Раздался звонок его мобильного.
– Я сейчас отвечу. А ты пока приготовься проигрывать, – чмокнул меня в макушку он.
– И не надейся, – с азартом ответила я.
Ожидая Диму, я включила музыку погромче и медленно покачивалась в такт мелодии, как ощутила прикосновение его рук на своей талии.
– Так быстро поговорил?
– Секретарша звонила, – нежно касаясь своей щекой моего лба, произнёс он. – Бронь билетов подтвердили, улетаю завтра на три дня.
– Так не хочется тебя отпускать, – прижимаясь к нему, сказала я.
– Я быстро вернусь, и, если всё пройдёт удачно, съездим куда-нибудь отдохнуть на пару дней.

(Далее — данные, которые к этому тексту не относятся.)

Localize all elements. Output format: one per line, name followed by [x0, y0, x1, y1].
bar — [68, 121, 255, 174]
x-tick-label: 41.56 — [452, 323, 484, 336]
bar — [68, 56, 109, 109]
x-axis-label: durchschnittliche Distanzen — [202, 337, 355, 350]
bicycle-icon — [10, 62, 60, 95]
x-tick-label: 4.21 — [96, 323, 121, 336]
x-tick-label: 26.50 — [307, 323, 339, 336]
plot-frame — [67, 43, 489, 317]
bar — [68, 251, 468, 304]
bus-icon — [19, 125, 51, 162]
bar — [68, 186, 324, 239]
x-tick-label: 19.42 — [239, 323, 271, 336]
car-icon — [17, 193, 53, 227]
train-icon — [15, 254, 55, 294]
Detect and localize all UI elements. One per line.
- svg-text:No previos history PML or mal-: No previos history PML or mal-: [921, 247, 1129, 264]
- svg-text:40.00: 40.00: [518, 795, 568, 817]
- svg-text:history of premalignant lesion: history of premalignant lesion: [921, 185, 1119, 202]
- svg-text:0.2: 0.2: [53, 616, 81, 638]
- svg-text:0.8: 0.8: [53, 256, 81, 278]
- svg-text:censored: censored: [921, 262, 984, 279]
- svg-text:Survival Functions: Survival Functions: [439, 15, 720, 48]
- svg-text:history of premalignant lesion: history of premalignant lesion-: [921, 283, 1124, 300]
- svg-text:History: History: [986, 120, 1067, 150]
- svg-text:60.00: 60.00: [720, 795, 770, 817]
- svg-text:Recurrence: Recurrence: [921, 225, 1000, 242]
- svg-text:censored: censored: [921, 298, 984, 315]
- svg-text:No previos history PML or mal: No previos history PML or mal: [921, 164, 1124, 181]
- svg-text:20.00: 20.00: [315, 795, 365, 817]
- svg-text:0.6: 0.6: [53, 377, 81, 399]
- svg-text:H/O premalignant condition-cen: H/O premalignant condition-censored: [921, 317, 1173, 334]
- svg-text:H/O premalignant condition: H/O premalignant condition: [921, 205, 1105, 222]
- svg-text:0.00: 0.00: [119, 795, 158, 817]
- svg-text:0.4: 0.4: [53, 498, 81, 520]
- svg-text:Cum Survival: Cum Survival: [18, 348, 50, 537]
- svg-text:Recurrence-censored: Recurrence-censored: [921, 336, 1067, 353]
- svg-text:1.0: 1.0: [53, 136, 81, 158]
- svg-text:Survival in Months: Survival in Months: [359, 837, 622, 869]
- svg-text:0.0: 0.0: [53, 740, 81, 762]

Нежась в объятиях друг друга, мы танцевали.
Дима плохо умел расслабляться, и в танце это было особенно ощутимо, он двигался слишком резко и в то же время скованно, его лицо становилось серьёзным, губы слегка вытягивались, а щеки надувались от напряжения.
Репетиции танца на пятую годовщину свадьбы были для него пыткой. Нашим преподавателем была красивая бодрая женщина с плотными формами. Дима никак не мог расслабиться и погрузиться в танец, не выдержав смотреть на наш восьмой безуспешный прогон, она подошла к Диме и, похлопав ладонью по его щекам, бойко произнесла:
– Эй, да хватит вам уже дуться и хохлиться, как одинокий пингвин.
Вспомнив ошеломлённое такой непозволительной наглостью лицо Димы, я тихо хихикнула.
– Ты чего? – заметив мой смешок, вопросительно посмотрел он.
– Да так, вспомнила нахохлившегося пингвина.
– По-твоему, это было забавно? – резко отстранившись от меня, спросил он.
– Дима, ты чего? – примирительно улыбнулась я. – Это было мило, я люблю пингвинов, ты мой Лоло4! – я прикоснулась ладонями к его щекам, но он отдёрнул мои руки.
– Признайся, тебе просто доставляет удовольствие унижать меня? Вспоминать мои неудачи, да? – с нарастающей злостью проговорил он.
– О чём ты? Конечно, нет. Ты заводишься из-за ерунды, – снисходительно улыбаясь, произнесла я.
– Ерунды? Ты наглая лживая тварь, которая насмехается надо мной! – громко прокричал он.
Я закрыла уши руками, стараясь не слышать произнесённых слов, и, закусив от обиды губу, тихо сказала:
– Я прошу тебя, давай просто продолжим ужин.
– Ты думаешь, я так просто тебе это прощу? – его глаза вновь наполнились дикой яростью.
Он подошёл вплотную ко мне и резким движением сжал свои пальцы на моей шее.
– Дима, отпусти! – я пыталась убрать его руки, но тщетно, его хватка всегда была крепкой и нерушимой. Подушечки пальцев всё больнее сдавливали мою кожу. – Почему ты всегда делаешь мне больно? – плача от осознания собственного бессилия, прошептала я.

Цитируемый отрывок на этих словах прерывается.